Being #noseblind could ruin your social life. Take action now!

When you take a look at your life have you noticed that you don’t receive so many visitors to your home as you used to? Maybe you don’t get so many invitations to go out anymore but you don’t know why? Perhaps you could be #noseblind.


Two weeks ago I travelled to Paris with Febreze and fellow bloggers; Karin, Kate, Alice and Christine to find out more about this silent but widespread condition. On arrival at a quaint French cafe in . . . . we met with British Olfactory Experience designer Kate McLean who explained to us how living in our home and work environments day after day our olfactory system stops responding (odour adaptation) and then our brain stops paying attention (odour habituation) and the result is we stop smelling the odours around us. This is a condition known as noseblindness.

Noseblind Stats
9 out of 10 people want to know if their home smells but only 64% would ever tell.
38% people said they avoid visiting friends and family with smelly homes.

Top 3 Offensive Odours
1. Rubbish bins
2. Cigarette smoke
3. Pets
(Results based on a 2014 global survey of over 3,600 people, conducted by Atomik Research)

Whilst in Paris, Kate took us on a smell walk where we were encouraged to put our noses to the test and see what we could smell, whether we liked the smells or not, whether they offered the smell we expected and whether those smells evoked memories. When I tuned into my senses I was surprised by how much I could smell that I would otherwise have probably just ‘ignored’. Kate also encouraged us to smell things we would perhaps ordinarily avoid, like waste bins. Our eyes and experience tell us that we wont like it but as we discovered, the waste bins actually smelt of paper and discarded fruit (thankfully we didn’t select the waste bin with dog faeces).


Of course we visited Paris in February when it is extremely cold and so odours don’t linger. Odours become more potent with warmth and moisture so in Summertime I am sure Paris would smell very different. This also explains odours around the home; sweaty trainers, cooking smells, pet beds – they all have warmth and moisture.
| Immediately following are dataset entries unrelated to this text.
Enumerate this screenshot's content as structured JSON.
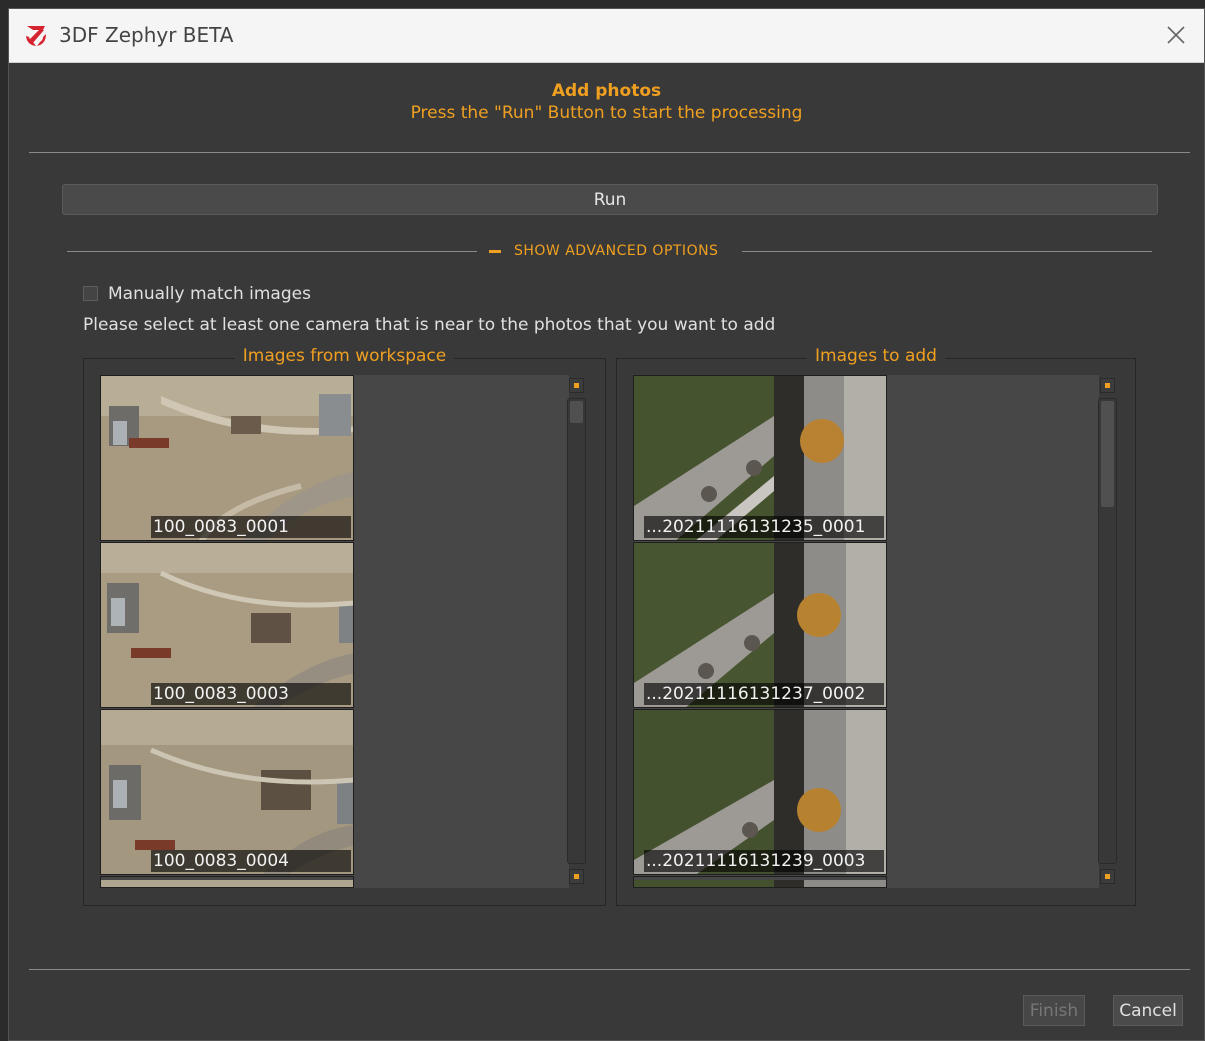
{
  "window": {
    "title": "3DF Zephyr BETA",
    "close_icon": "close-icon"
  },
  "header": {
    "title": "Add photos",
    "subtitle": "Press the \"Run\" Button to start the processing"
  },
  "run_button": {
    "label": "Run"
  },
  "advanced": {
    "label": "SHOW ADVANCED OPTIONS",
    "icon": "minus-icon"
  },
  "manual_match": {
    "label": "Manually match images",
    "checked": false
  },
  "instruction": "Please select at least one camera that is near to the photos that you want to add",
  "workspace": {
    "title": "Images from workspace",
    "images": [
      {
        "label": "100_0083_0001"
      },
      {
        "label": "100_0083_0003"
      },
      {
        "label": "100_0083_0004"
      }
    ]
  },
  "to_add": {
    "title": "Images to add",
    "images": [
      {
        "label": "...20211116131235_0001"
      },
      {
        "label": "...20211116131237_0002"
      },
      {
        "label": "...20211116131239_0003"
      }
    ]
  },
  "footer": {
    "finish_label": "Finish",
    "cancel_label": "Cancel"
  },
  "colors": {
    "accent": "#f0a020",
    "background": "#393939",
    "logo_red": "#d62330"
  }
}
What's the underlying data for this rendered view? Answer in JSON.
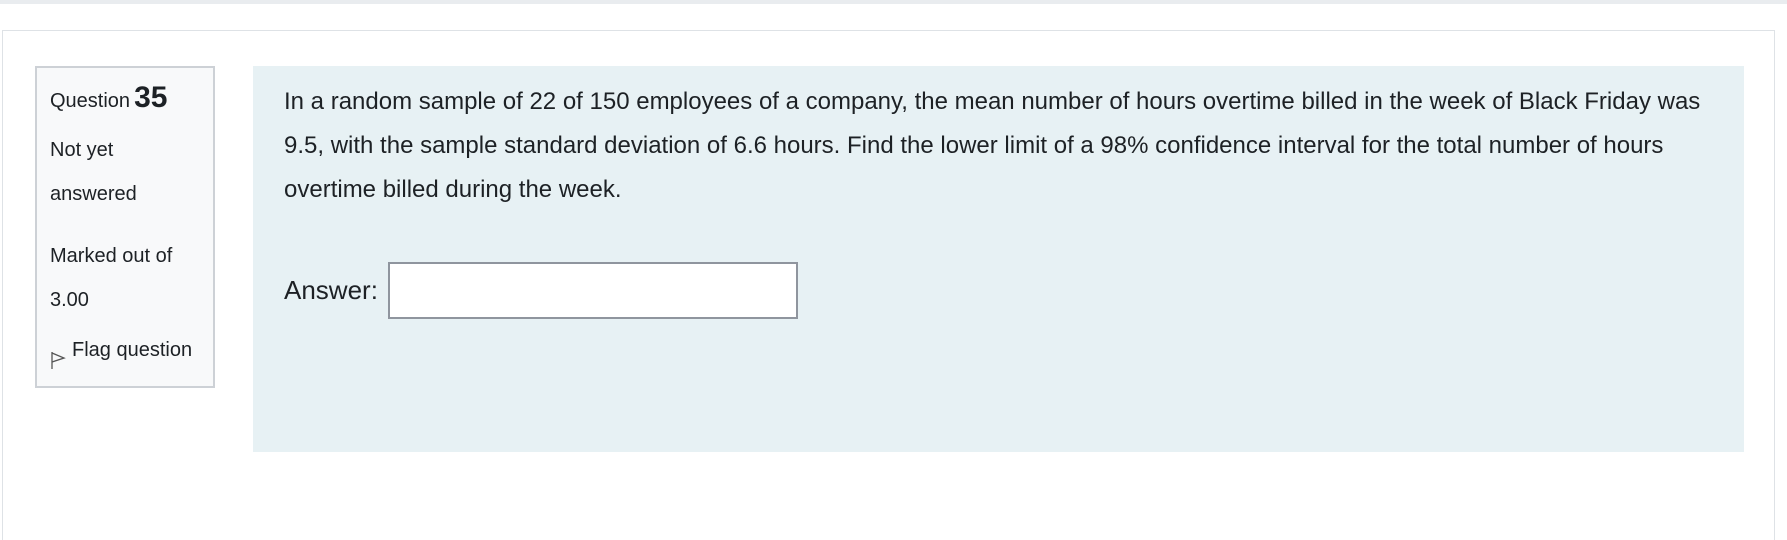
{
  "question": {
    "label": "Question",
    "number": "35",
    "state": "Not yet answered",
    "grade": "Marked out of 3.00",
    "flag_label": "Flag question",
    "flag_icon": "flag-icon",
    "text": "In a random sample of 22 of 150 employees of a company, the mean number of hours overtime billed in the week of Black Friday was 9.5, with the sample standard deviation of 6.6 hours. Find the lower limit of a 98% confidence interval for the total number of hours overtime billed during the week.",
    "answer_label": "Answer:",
    "answer_value": ""
  },
  "colors": {
    "content_background": "#e7f1f4",
    "info_background": "#f8f9fa",
    "info_border": "#cdd1d6"
  }
}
Back in the warmth of a beautiful French town-house we watched the fun advert which has been created by the Febreze team to further explain the #noseblind condition and then it was time to head into the kitchen for a few experiments to show just how Febreze really works.

The Science Bit

We were introduced to Pieter Hommez, the Research and Development scientist for Febreze who explained how the Malodour Elimination Technology (MOE) works;

The technology uses cyclodextrin, odour converters; buffer and duo-PSB technology to eliminate odours. The cyclodextrin captures and locks odours while odour converters and neutralising agents permanently remove odours from the air by changing the structure or pH of malodour chemicals. The du0-PSB technology also acts to trap odours and emits a time-released perfume for long-lasting freshness.

That’s why you can be sure that Febreze truly eliminates odours instead of merely masking them with scents.

Pieter had a few ‘smelly’ jars on hand, one contained a cloth soaked in ‘body odour from sweaty feet’ and let me tell you, it was disgusting!!! He also had a far with cigarette butts and a cloth soaked with the juices from a tin of tuna. Each jar or cloth was passed around for everyone to smell before Pieter set the Febreze to work. He began with the cloth of sweaty feet and sprayed it with Febreze, he then waved it around in the air for a couple of minutes before passing it around for everyone to smell. The ‘sweaty feet’ smell was completely gone and had been replaced by a pleasant fresh Febreze scent. Inside the jar of cigarette butts had been placed a Febreze car freshner, again the unpleasant odour was untraceable and had been replaced with a fresh, light scent. Finally, the fish juices. Now this for me was perhaps the worst since I vehemently detest the smell of Tuna, I can’t even be in the same room as Hubby when he is eating it but after a spray with Febreze I was able to hold the cloth to my face without catching the merest hint of tuna to send me running for the hills.


I think everyone who had gone to the event (press from 3 Countries) had approached with science with a hint of scepticism but by the end we were totally convinced that Febreze does EXACTLY what it says on the packaging.

Now own up, if you have been to my house in the past – does it smell bad??? Am I #noseblind too?

DISCLAIMER: I went to Paris all expenses paid for the purpose of this post. All words, images and opinions are my own and may not be copied without my permission.